Esta exportação de dinheiro alemão, emprestado ou investido no estrangeiro, chegou a representar mais de 25% do capital bancário alemão, o que já é um valor mais que respeitável. A dependência da banca alemã destes fundos era muito grande. E aí radica parte do problema. Não é bom para a UE, nem também para a Alemanha, que haja desigualdades de rendimento tão acentuadas dentro da Alemanha e dentro da UE. Não é bom que as classes populares alemãs tenham tão pouca capacidade de procura (que estimule a economia) e não é bom que Alemanha tenha tanto dinheiro para exportar e que os países periféricos tenham tão pouco para importar, endividando-se tanto. Criam-se assim enormes dependências que enfraquecem todo o sistema europeu. Neste momento, a banca alemã, a francesa e a de outros países do centro da zona euro, emprestaram 1,4 triliões de euros aos países periféricos (uma quantia impossível de pagar por parte dos países periféricos). E aí está o problema. A banca alemã e seus aliados no establishment europeu, incluídos o BCE e o FMI, estabeleceram como objectivo central da recuperação económica o forçar os países periféricos a pagarem as suas dívidas, tanto públicas como privadas, aos seus bancos. E o objectivo fundamental da mal denominada ajuda aos países periféricos por parte da UE e do FMI é, na realidade, ajuda aos bancos alemães (franceses e de outros países do centro da zona euro), emprestando dinheiro aos estados periféricos para que paguem a sua dívida.

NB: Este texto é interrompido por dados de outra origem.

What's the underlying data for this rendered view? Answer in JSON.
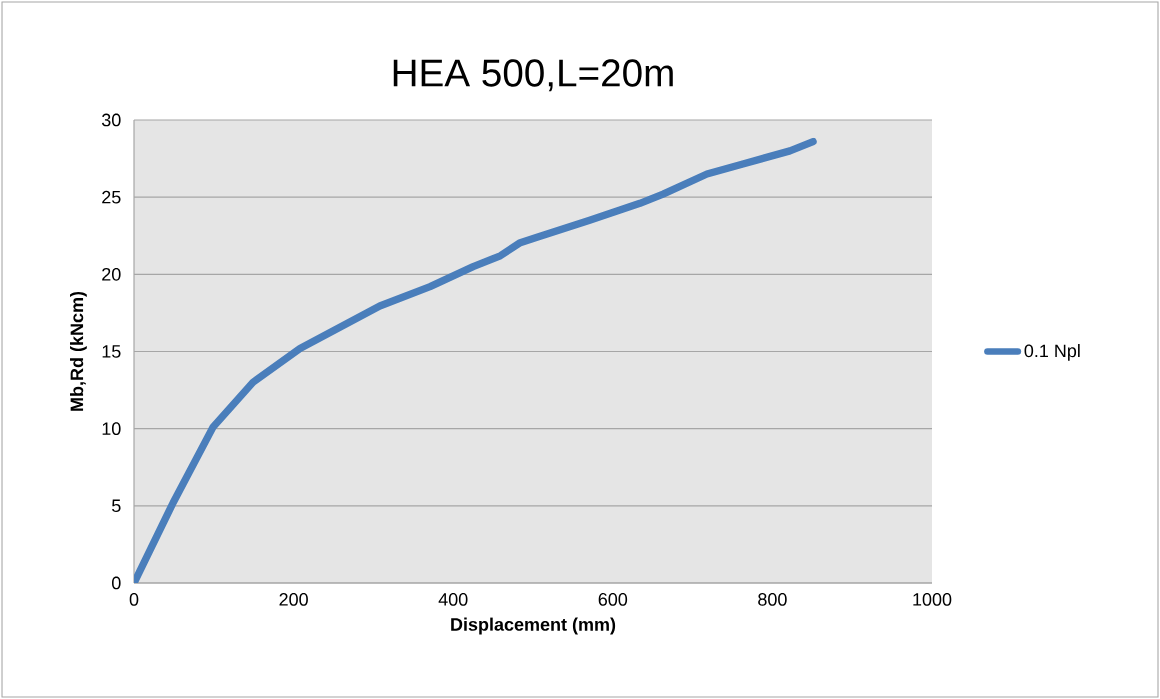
{
  "chart_data": {
    "type": "line",
    "title": "HEA 500,L=20m",
    "xlabel": "Displacement (mm)",
    "ylabel": "Mb,Rd (kNcm)",
    "xlim": [
      0,
      1000
    ],
    "xticks": [
      0,
      200,
      400,
      600,
      800,
      1000
    ],
    "ylim": [
      0,
      30
    ],
    "yticks": [
      0,
      5,
      10,
      15,
      20,
      25,
      30
    ],
    "grid": "y",
    "legend": "right",
    "marker": "none",
    "line_style": "solid",
    "series": [
      {
        "name": "0.1 Npl",
        "color": "#4a7ebb",
        "x": [
          0,
          49,
          99,
          149,
          208,
          308,
          371,
          425,
          459,
          484,
          505,
          571,
          634,
          663,
          718,
          763,
          822,
          851
        ],
        "values": [
          0,
          5.2,
          10.1,
          13.0,
          15.2,
          17.95,
          19.2,
          20.5,
          21.2,
          22.05,
          22.4,
          23.5,
          24.6,
          25.2,
          26.5,
          27.15,
          28.0,
          28.6
        ]
      }
    ]
  }
}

Esta situação poderia ter-se prevenido se se tivesse seguido outra via, tal como apontou Lafontaine em seu momento. E tal como pediram as esquerdas em Espanha em 1993. Recordemos que, em 1993, as esquerdas foram marginalizadas, tanto dentro do governo PSOE como fora dele. A redução do déficit do estado (necessário segundo o Pacto de Estabilidade) fez-se à base de reduzir o gasto público e de aumentar o endividamento privado, em lugar de aumentar os impostos, realizando a muito necessária e sempre adiada reforma fiscal progressista, tal como tinham pedido as esquerdas. Mais, em lugar de redefinir o Pacto de Estabilidade, estimulando mais a componente de crescimento, seguiram-se políticas monetárias de reduzido impacto estimulante. O crescimento económico em Espanha passou a estar centrado no endividamento privado e de carácter especulativo. E assim estamos.